Two Denmark architects have designed a concept for narrow apartments that fill tiny gaps between existing buildings.
Mateusz Mastalski and Ole Robin Storjohann's project Live Between Buildings proposes a series of micro-home apartments for urban living. In the designs, the tiny living quarters are proposed in playful shapes including an X, an O, a tree, a cloud, a speech bubble and a space invader.
The designers have illustrated, in a series of diagrams, how their concept could work in highly dense cities such as New York, Tokyo, Amsterdam, Helsinki and London.

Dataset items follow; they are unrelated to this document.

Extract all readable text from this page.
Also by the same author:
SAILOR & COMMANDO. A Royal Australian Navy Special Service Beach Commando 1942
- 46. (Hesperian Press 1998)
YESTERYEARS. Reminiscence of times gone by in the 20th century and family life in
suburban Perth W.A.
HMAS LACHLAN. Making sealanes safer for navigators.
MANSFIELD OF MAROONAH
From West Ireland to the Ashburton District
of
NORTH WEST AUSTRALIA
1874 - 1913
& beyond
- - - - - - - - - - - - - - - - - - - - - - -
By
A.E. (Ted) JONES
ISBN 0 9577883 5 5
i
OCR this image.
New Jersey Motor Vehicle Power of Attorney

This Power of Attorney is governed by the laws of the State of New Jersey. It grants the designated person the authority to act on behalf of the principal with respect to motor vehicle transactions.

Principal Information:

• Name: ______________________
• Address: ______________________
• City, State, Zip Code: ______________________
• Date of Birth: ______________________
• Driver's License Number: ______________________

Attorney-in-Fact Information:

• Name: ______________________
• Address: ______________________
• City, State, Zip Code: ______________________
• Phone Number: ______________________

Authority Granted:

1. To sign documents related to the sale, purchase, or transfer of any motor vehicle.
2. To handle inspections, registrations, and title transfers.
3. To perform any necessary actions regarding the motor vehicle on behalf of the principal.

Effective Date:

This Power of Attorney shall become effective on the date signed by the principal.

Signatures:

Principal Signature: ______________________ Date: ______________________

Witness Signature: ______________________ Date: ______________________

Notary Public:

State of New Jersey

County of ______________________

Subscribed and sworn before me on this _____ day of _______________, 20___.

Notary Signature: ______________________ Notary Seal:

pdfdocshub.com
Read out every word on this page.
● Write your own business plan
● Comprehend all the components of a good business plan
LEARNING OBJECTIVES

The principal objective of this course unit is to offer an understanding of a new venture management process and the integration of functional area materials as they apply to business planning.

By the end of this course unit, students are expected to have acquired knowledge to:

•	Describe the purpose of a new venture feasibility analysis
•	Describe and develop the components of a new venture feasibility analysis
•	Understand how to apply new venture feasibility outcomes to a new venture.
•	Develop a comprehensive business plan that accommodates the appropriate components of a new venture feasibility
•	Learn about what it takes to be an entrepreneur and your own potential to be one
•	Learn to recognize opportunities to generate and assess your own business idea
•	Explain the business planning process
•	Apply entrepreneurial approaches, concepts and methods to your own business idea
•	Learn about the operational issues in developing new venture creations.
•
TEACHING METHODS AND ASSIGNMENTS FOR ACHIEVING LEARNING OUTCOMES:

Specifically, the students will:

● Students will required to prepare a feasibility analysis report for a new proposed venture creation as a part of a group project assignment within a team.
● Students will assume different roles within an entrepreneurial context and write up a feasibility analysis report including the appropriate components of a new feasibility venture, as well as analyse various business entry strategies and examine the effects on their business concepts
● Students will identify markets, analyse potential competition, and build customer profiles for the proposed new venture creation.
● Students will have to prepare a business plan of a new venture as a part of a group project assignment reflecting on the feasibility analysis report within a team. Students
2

Mastalski and Storjohann's concept recently won the annual New Vision of the Loft 2 design award, organised by roof window manufacturer Fakro and A10 new European architecture magazine. The competition asked designers to develop concepts for urban loft spaces that would be functional, space-saving, energy-efficient and full of natural light. All entries had to include Fakro products, as well as others.
Fakro has said that the winning infill-loft dwellings could be realised entirely out of roof windows. "The possibility of shapes is endless," the firm added.
In related news, the Department for Communities and Local Government (DCLG) in the UK published a consultation this week, about minimum space standards for new build homes.
Other micro-homes we've previously featured include Renzo Piano's tiny wooden cabin at the Vitra Campus for one inhabitant and a mini prefabricated guest house that gets delivered by helicopter.
Images are by Mateusz Mastalski and Ole Robin Storjohann.